Several factors ensure the continued growth of this expansion:

  • • Subnational momentum in the U.S.: States such as California and those in the Northeast maintain resilient regional markets, with local businesses and governments making progress on decarbonization despite federal policies.
  • • Global Market Pressure: The EU and UK CBAMs effectively function as a mechanism for external pressure, pushing exporters to adopt carbon pricing to compete. Otherwise, the EU applies “default values” that are higher and include a 10% surcharge in 2026, which will increase to 30% in 2028, to promote transparency.
  • • Corporate and Investor Demand: Thousands of global companies, including U.S. firms, are meeting their net-zero commitments through internal carbon pricing and voluntary markets. The latter exceeded $3 billion in 2025 and is projected to reach $10 billion by 2027, driven by ESG requirements.
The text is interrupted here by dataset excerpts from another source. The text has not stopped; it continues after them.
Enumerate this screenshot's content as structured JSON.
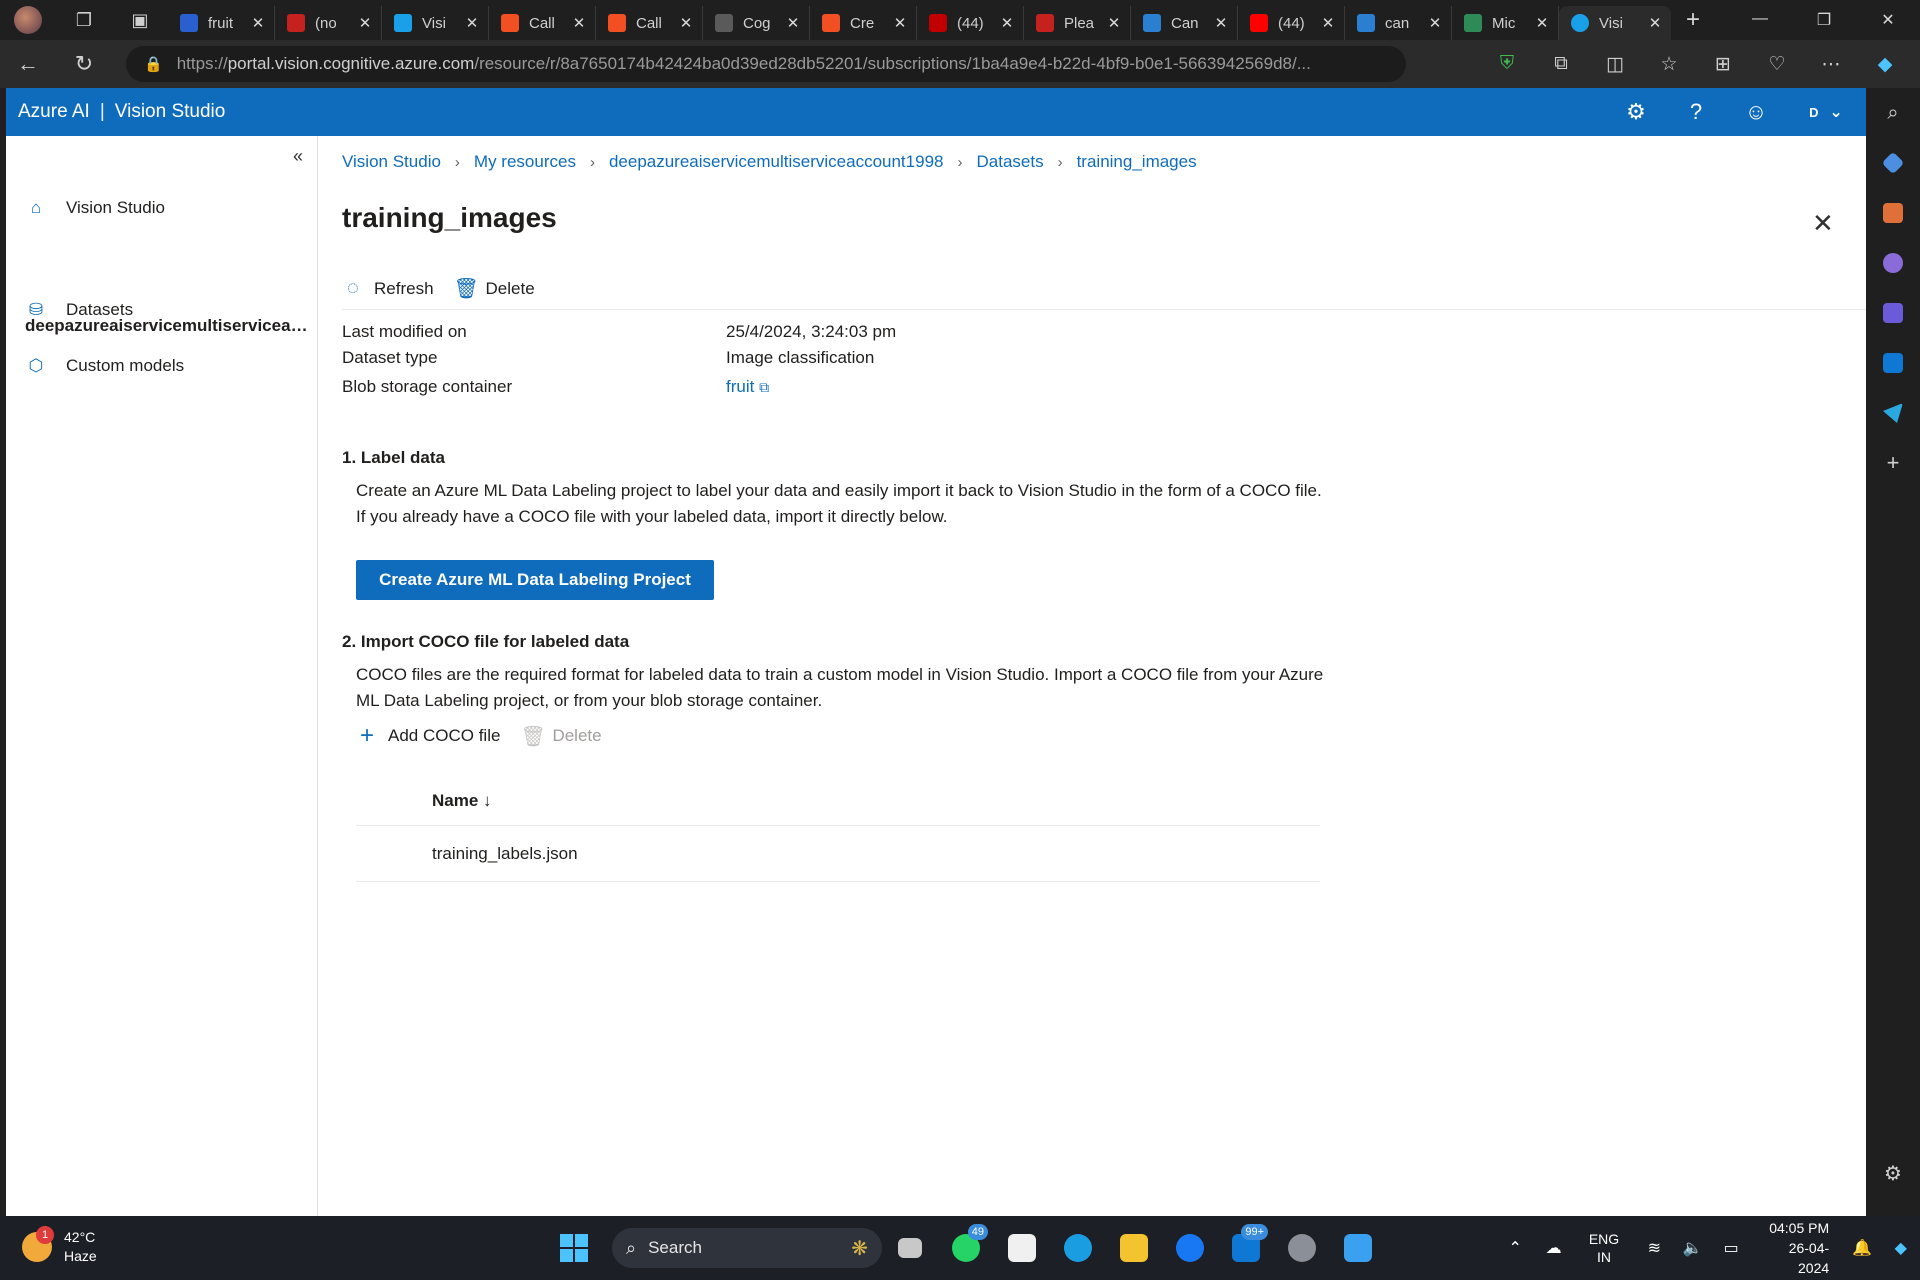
{
  "browser": {
    "tabs": [
      {
        "title": "fruit",
        "color": "#2a5fd0"
      },
      {
        "title": "(no",
        "color": "#c5221f"
      },
      {
        "title": "Visi",
        "color": "#1aa0e8"
      },
      {
        "title": "Call",
        "color": "#f25022"
      },
      {
        "title": "Call",
        "color": "#f25022"
      },
      {
        "title": "Cog",
        "color": "#5a5a5a"
      },
      {
        "title": "Cre",
        "color": "#f25022"
      },
      {
        "title": "(44)",
        "color": "#c00000"
      },
      {
        "title": "Plea",
        "color": "#c5221f"
      },
      {
        "title": "Can",
        "color": "#2a7fd0"
      },
      {
        "title": "(44)",
        "color": "#ff0000"
      },
      {
        "title": "can",
        "color": "#2a7fd0"
      },
      {
        "title": "Mic",
        "color": "#2e8b57"
      }
    ],
    "active_tab": {
      "title": "Visi",
      "color": "#1aa0e8"
    },
    "url_prefix": "https://",
    "url_host": "portal.vision.cognitive.azure.com",
    "url_path": "/resource/r/8a7650174b42424ba0d39ed28db52201/subscriptions/1ba4a9e4-b22d-4bf9-b0e1-5663942569d8/..."
  },
  "app": {
    "brand": "Azure AI",
    "product": "Vision Studio",
    "user_initial": "D"
  },
  "sidebar": {
    "home": "Vision Studio",
    "resource": "deepazureaiservicemultiserviceaccount1998",
    "datasets": "Datasets",
    "custom_models": "Custom models"
  },
  "breadcrumb": [
    "Vision Studio",
    "My resources",
    "deepazureaiservicemultiserviceaccount1998",
    "Datasets",
    "training_images"
  ],
  "page": {
    "title": "training_images",
    "refresh": "Refresh",
    "delete": "Delete"
  },
  "properties": [
    {
      "key": "Last modified on",
      "value": "25/4/2024, 3:24:03 pm"
    },
    {
      "key": "Dataset type",
      "value": "Image classification"
    },
    {
      "key": "Blob storage container",
      "value": "fruit"
    }
  ],
  "label_section": {
    "title": "1. Label data",
    "text": "Create an Azure ML Data Labeling project to label your data and easily import it back to Vision Studio in the form of a COCO file. If you already have a COCO file with your labeled data, import it directly below.",
    "button": "Create Azure ML Data Labeling Project"
  },
  "import_section": {
    "title": "2. Import COCO file for labeled data",
    "text": "COCO files are the required format for labeled data to train a custom model in Vision Studio. Import a COCO file from your Azure ML Data Labeling project, or from your blob storage container.",
    "add": "Add COCO file",
    "delete": "Delete",
    "column_name": "Name ↓",
    "rows": [
      "training_labels.json"
    ]
  },
  "taskbar": {
    "temp": "42°C",
    "weather": "Haze",
    "weather_badge": "1",
    "search": "Search",
    "whatsapp_badge": "49",
    "mail_badge": "99+",
    "lang1": "ENG",
    "lang2": "IN",
    "time": "04:05 PM",
    "date": "26-04-2024"
  },
  "colors": {
    "accent": "#0f6cbd"
  }
}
In summary, carbon pricing is making solid progress in 2026, with China and Europe strengthening their systems, Mexico and Brazil launching their own, and India stepping up its efforts. The global economy is progressively internalizing the cost of carbon through global taxation.

 

References:

[i] https://info.calyxglobal.com/webinar-on-demand-the-state-of-quality-and-pricing-in-the-vcm-2026 Regarding the expansion of CO2 emissions coverage.

[ii] International Carbon Action Partnership (ICAP) (2025). “Status Report 2025: Emissions Trading Worldwide – The Sectoral Expansion of China’s National ETS.”

[iii] https://www.gov.uk/government/publications/introduction-of-carbon-border-adjustment-mechanism/carbon-border-adjustment-mechanism

[iv] IMF (2024/2025). “Government Finance Statistics Manual: Treatment of Emissions Trading Permits as Administrative Fees.”